Excellent.” He heard his mother’s voice announce her triumph, and he gritted his teeth further. Only a Greek mother would insist on managing her sons’ exodus from the family home, thereby somehow managing to trip up their first step toward independence before they’d even taken it. But his brothers would learn eventually.

  And for the moment they were getting enough food and maternal nurturing to bury them.

  “Bring it here, Vincent, it will be perfect.”

  He moved in the direction of his mother’s voice, lowering the couch carefully so his brothers could maneuver through the piles of stuff that had accumulated on the floor. Even with his mother present, there was only so much cleaning that could happen in the midst of moving.

  Together, he and his brother dropped the couch on the floor as gently as possible, and then the boy sprawled to the side, gasping as if he’d been asked to run uphill for an hour.

  “Don’t plan on moving this back out, okay?” He surveyed the ugly couch one of the boys had gotten from . . . somewhere. “It’ll be easier to chop it up with an axe and throw it out the window.”

  “Vincent, it’s good exercise,” tutted his mother. He didn’t miss her accusing dark eyes as she scowled at him. “And good for me, too. I haven’t seen you in a month. A month! How can you treat me so poorly?”

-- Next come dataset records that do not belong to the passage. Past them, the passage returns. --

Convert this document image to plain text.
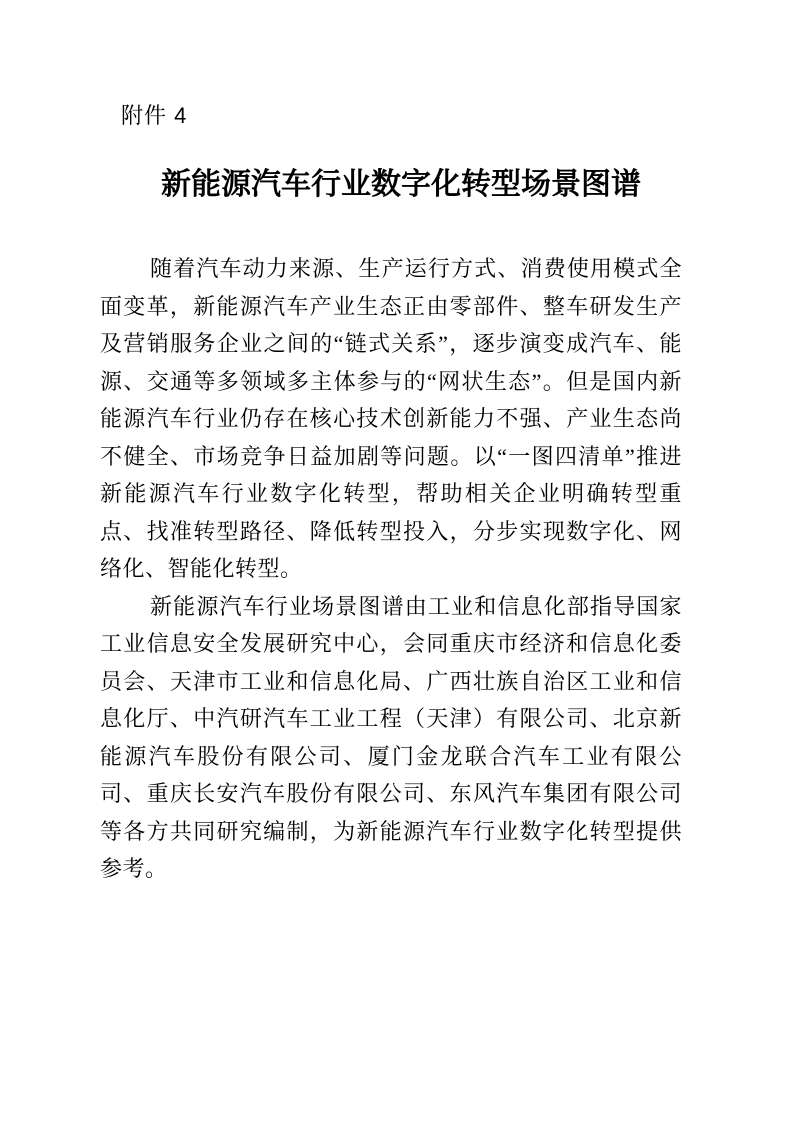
附件 4
新能源汽车行业数字化转型场景图谱
随着汽车动力来源、生产运行方式、消费使用模式全
面变革，新能源汽车产业生态正由零部件、整车研发生产
及营销服务企业之间的“链式关系”，逐步演变成汽车、能
源、交通等多领域多主体参与的“网状生态”。但是国内新
能源汽车行业仍存在核心技术创新能力不强、产业生态尚
不健全、市场竞争日益加剧等问题。以“一图四清单”推进
新能源汽车行业数字化转型，帮助相关企业明确转型重
点、找准转型路径、降低转型投入，分步实现数字化、网
络化、智能化转型。
新能源汽车行业场景图谱由工业和信息化部指导国家
工业信息安全发展研究中心，会同重庆市经济和信息化委
员会、天津市工业和信息化局、广西壮族自治区工业和信
息化厅、中汽研汽车工业工程（天津）有限公司、北京新
能源汽车股份有限公司、厦门金龙联合汽车工业有限公
司、重庆长安汽车股份有限公司、东风汽车集团有限公司
等各方共同研究编制，为新能源汽车行业数字化转型提供
参考。
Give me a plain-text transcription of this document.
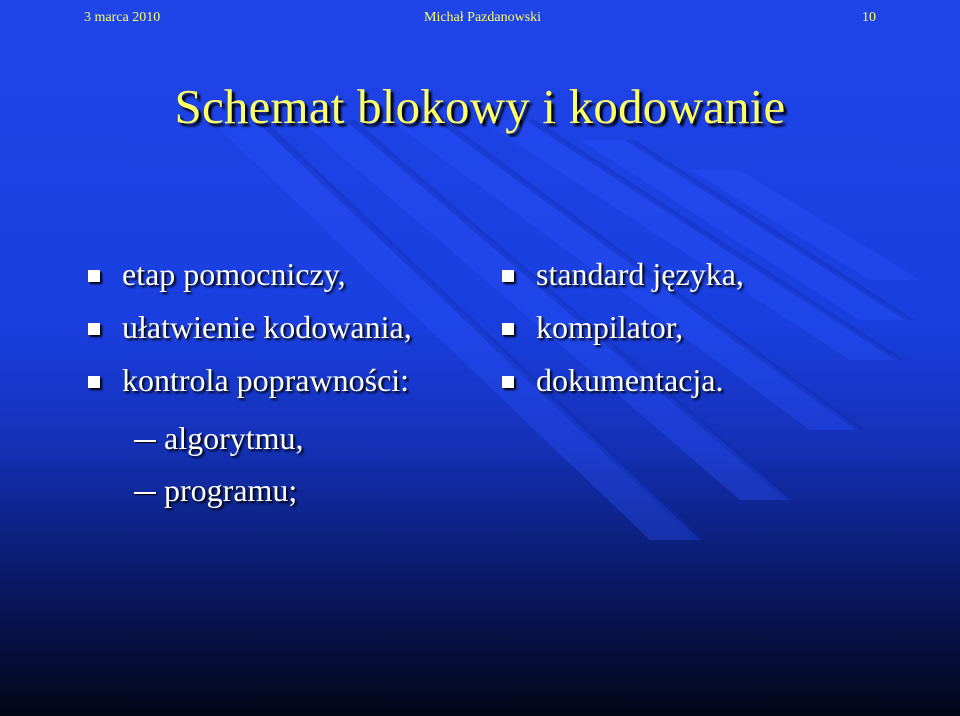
3 marca 2010	Michał Pazdanowski	10
Schemat blokowy i kodowanie
etap pomocniczy,
ułatwienie kodowania,
kontrola poprawności:
algorytmu,
programu;
standard języka,
kompilator,
dokumentacja.
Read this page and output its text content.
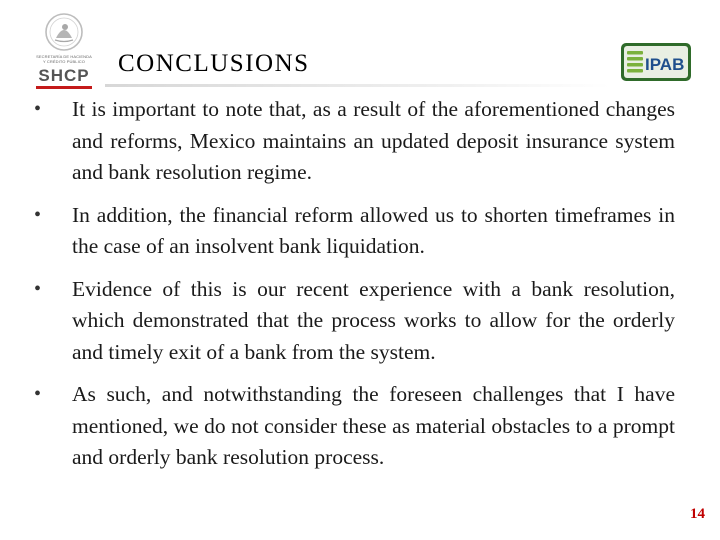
SECRETARÍA DE HACIENDA
Y CRÉDITO PÚBLICO
SHCP CONCLUSIONS	IPAB
• It is important to note that, as a result of the aforementioned changes and reforms, Mexico maintains an updated deposit insurance system and bank resolution regime.
• In addition, the financial reform allowed us to shorten timeframes in the case of an insolvent bank liquidation.
• Evidence of this is our recent experience with a bank resolution, which demonstrated that the process works to allow for the orderly and timely exit of a bank from the system.
• As such, and notwithstanding the foreseen challenges that I have mentioned, we do not consider these as material obstacles to a prompt and orderly bank resolution process.
14
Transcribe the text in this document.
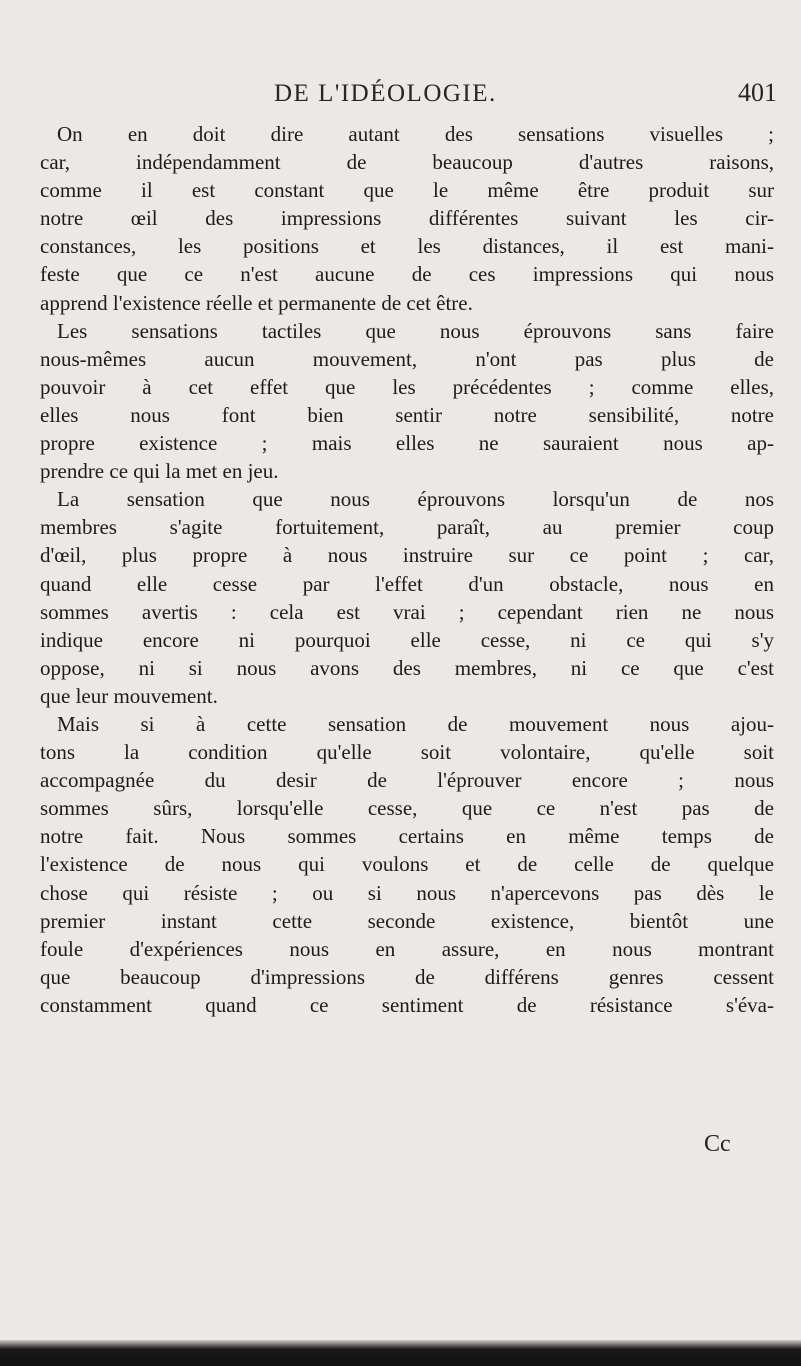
DE L'IDÉOLOGIE.	401
On en doit dire autant des sensations visuelles ;
car, indépendamment de beaucoup d'autres raisons,
comme il est constant que le même être produit sur
notre œil des impressions différentes suivant les cir-
constances, les positions et les distances, il est mani-
feste que ce n'est aucune de ces impressions qui nous
apprend l'existence réelle et permanente de cet être.
Les sensations tactiles que nous éprouvons sans faire
nous-mêmes aucun mouvement, n'ont pas plus de
pouvoir à cet effet que les précédentes ; comme elles,
elles nous font bien sentir notre sensibilité, notre
propre existence ; mais elles ne sauraient nous ap-
prendre ce qui la met en jeu.
La sensation que nous éprouvons lorsqu'un de nos
membres s'agite fortuitement, paraît, au premier coup
d'œil, plus propre à nous instruire sur ce point ; car,
quand elle cesse par l'effet d'un obstacle, nous en
sommes avertis : cela est vrai ; cependant rien ne nous
indique encore ni pourquoi elle cesse, ni ce qui s'y
oppose, ni si nous avons des membres, ni ce que c'est
que leur mouvement.
Mais si à cette sensation de mouvement nous ajou-
tons la condition qu'elle soit volontaire, qu'elle soit
accompagnée du desir de l'éprouver encore ; nous
sommes sûrs, lorsqu'elle cesse, que ce n'est pas de
notre fait. Nous sommes certains en même temps de
l'existence de nous qui voulons et de celle de quelque
chose qui résiste ; ou si nous n'apercevons pas dès le
premier instant cette seconde existence, bientôt une
foule d'expériences nous en assure, en nous montrant
que beaucoup d'impressions de différens genres cessent
constamment quand ce sentiment de résistance s'éva-
Cc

  Vince grinned despite himself at her mortally wounded tone, and his mother’s face broke into a wide smile. “There it is, the smile I love so much,” she said. “Come here and help me pick up after your barbarian brothers, then walk me to the car so I can escape.”

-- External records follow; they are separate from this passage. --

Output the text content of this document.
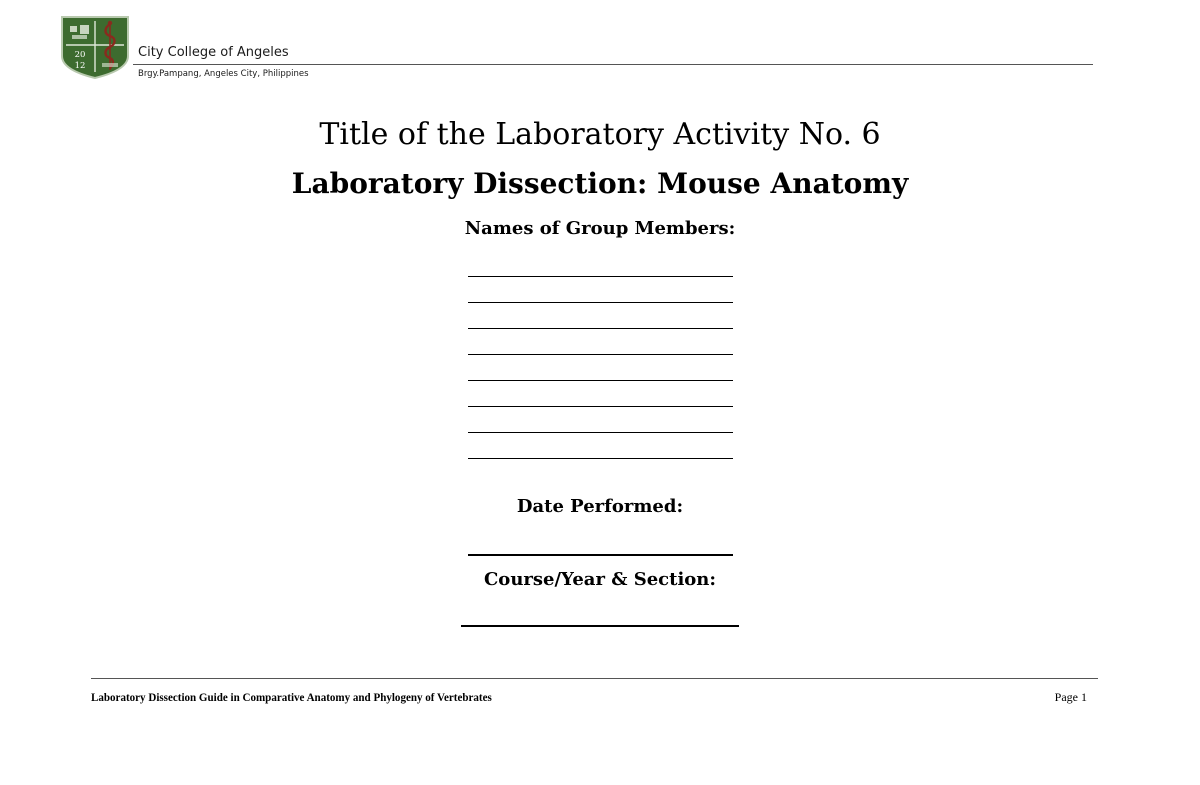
20
12
City College of Angeles
Brgy.Pampang, Angeles City, Philippines
Title of the Laboratory Activity No. 6
Laboratory Dissection: Mouse Anatomy
Names of Group Members:
Date Performed:
Course/Year & Section:
Laboratory Dissection Guide in Comparative Anatomy and Phylogeny of Vertebrates	Page 1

  For as much as much as his mother worked their Greek heritage, she also was a pragmatist. She’d not complained—much—when Vince had moved out himself after launching his security business in college, and she’d tried valiantly to encourage his brothers to leave the nest. The fact that they’d shown no real interest in flying away had served both parties well enough for the past few years, but now it seemed like his mother had come to terms with the boys growing up.